OpenRouter API endpoints accept filtering parameters including minimum context window, maximum cost per token, supported modalities, and provider preference. Send a request to the models listing endpoint with these parameters, and the response returns only models satisfying all constraints. This programmatic filtering means your application can dynamically discover eligible models, adapting automatically as new releases enter the catalog.
Are model specifications guaranteed or subject to change?
Model specifications including context window limits and supported modalities reflect the provider's current API offering at the time of documentation. Providers occasionally update models without changing the model identifier — a practice that can introduce behavioral changes in production. OpenRouter recommends pinning model versions where available and monitoring response quality through automated evaluation pipelines to detect unannounced provider-side changes.
What happens when a provider deprecates a model I depend on?
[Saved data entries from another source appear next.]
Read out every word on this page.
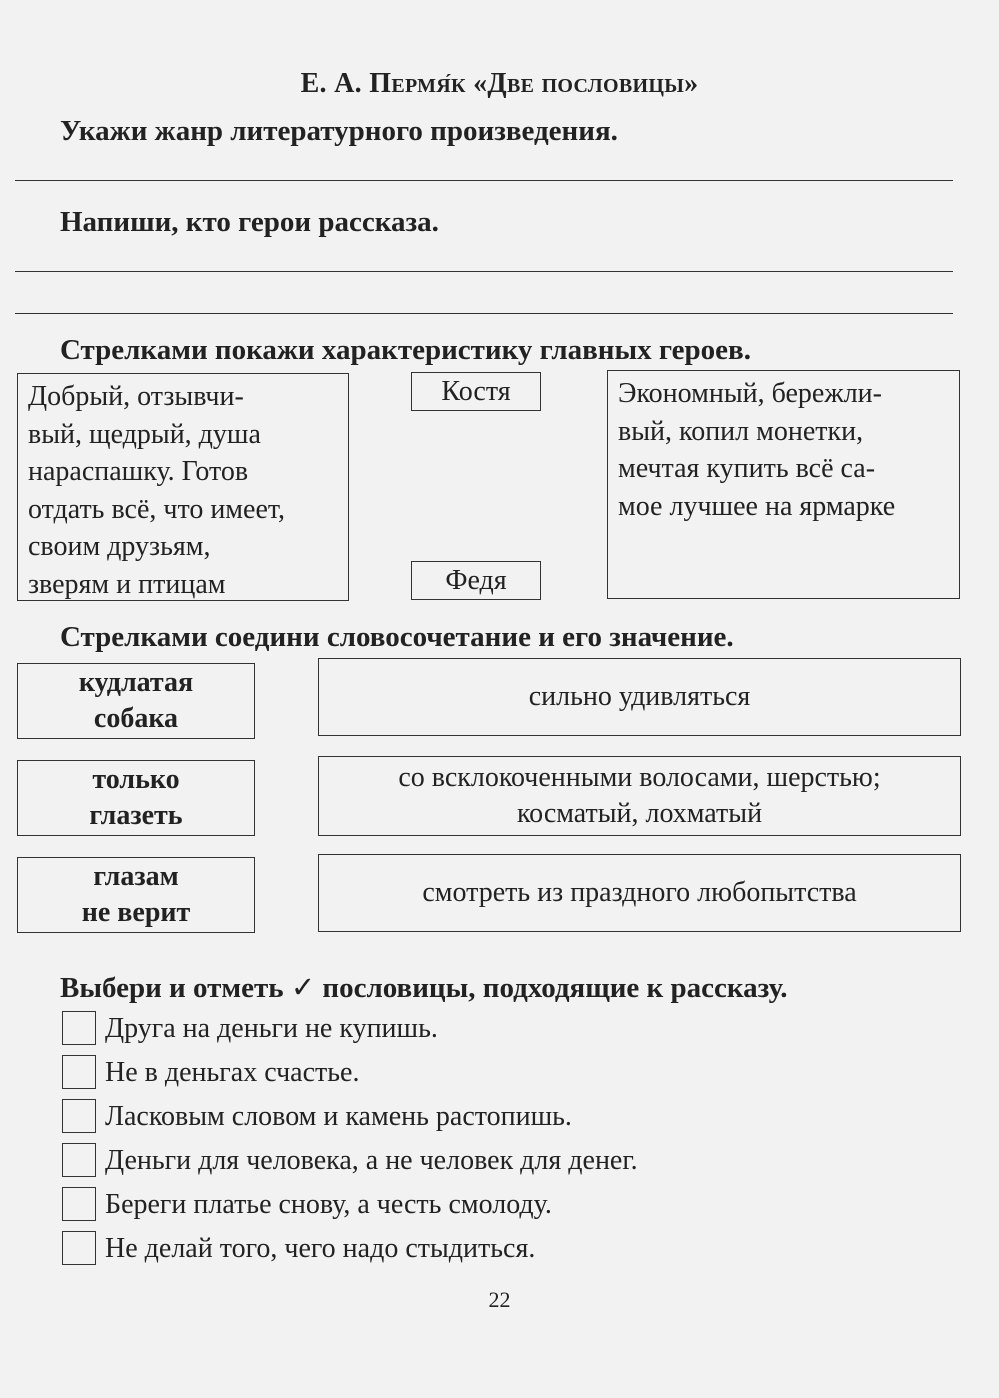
Е. А. Пермя́к «Две пословицы»
Укажи жанр литературного произведения.
Напиши, кто герои рассказа.
Стрелками покажи характеристику главных героев.
Добрый, отзывчи-
вый, щедрый, душа
нараспашку. Готов
отдать всё, что имеет,
своим друзьям,
зверям и птицам
Костя
Федя
Экономный, бережли-
вый, копил монетки,
мечтая купить всё са-
мое лучшее на ярмарке
Стрелками соедини словосочетание и его значение.
кудлатая
собака
только
глазеть
глазам
не верит
сильно удивляться
со всклокоченными волосами, шерстью;
косматый, лохматый
смотреть из праздного любопытства
Выбери и отметь ✓ пословицы, подходящие к рассказу.
Друга на деньги не купишь.
Не в деньгах счастье.
Ласковым словом и камень растопишь.
Деньги для человека, а не человек для денег.
Береги платье снову, а честь смолоду.
Не делай того, чего надо стыдиться.
22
When providers announce model deprecations, OpenRouter provides advance notice through the dashboard and API status endpoints. Deprecated models typically remain accessible for a transition window before being removed from the routing table. The catalog's breadth means a suitable replacement from a different provider is usually available without requiring code changes — simply update the model name parameter to point to an equivalent offering.
Can I request that a specific model be added to the catalog?
OpenRouter continuously evaluates new model releases for catalog inclusion. If a provider offers a public API for a model not currently listed, the operations team can assess integration feasibility based on API compatibility, rate limit structure, and provider reliability history. Model addition requests submitted through the platform support channels are reviewed within the regular catalog update cycle.
How do I track which models my team is using across projects?
Usage analytics in the OpenRouter dashboard break down token consumption by model, team member, and custom project tag. Administrators can view historical usage patterns, identify models that account for disproportionate spending, and set per-project model allowlists to enforce usage policies. These analytics are exportable for integration with existing cost-tracking and budgeting systems.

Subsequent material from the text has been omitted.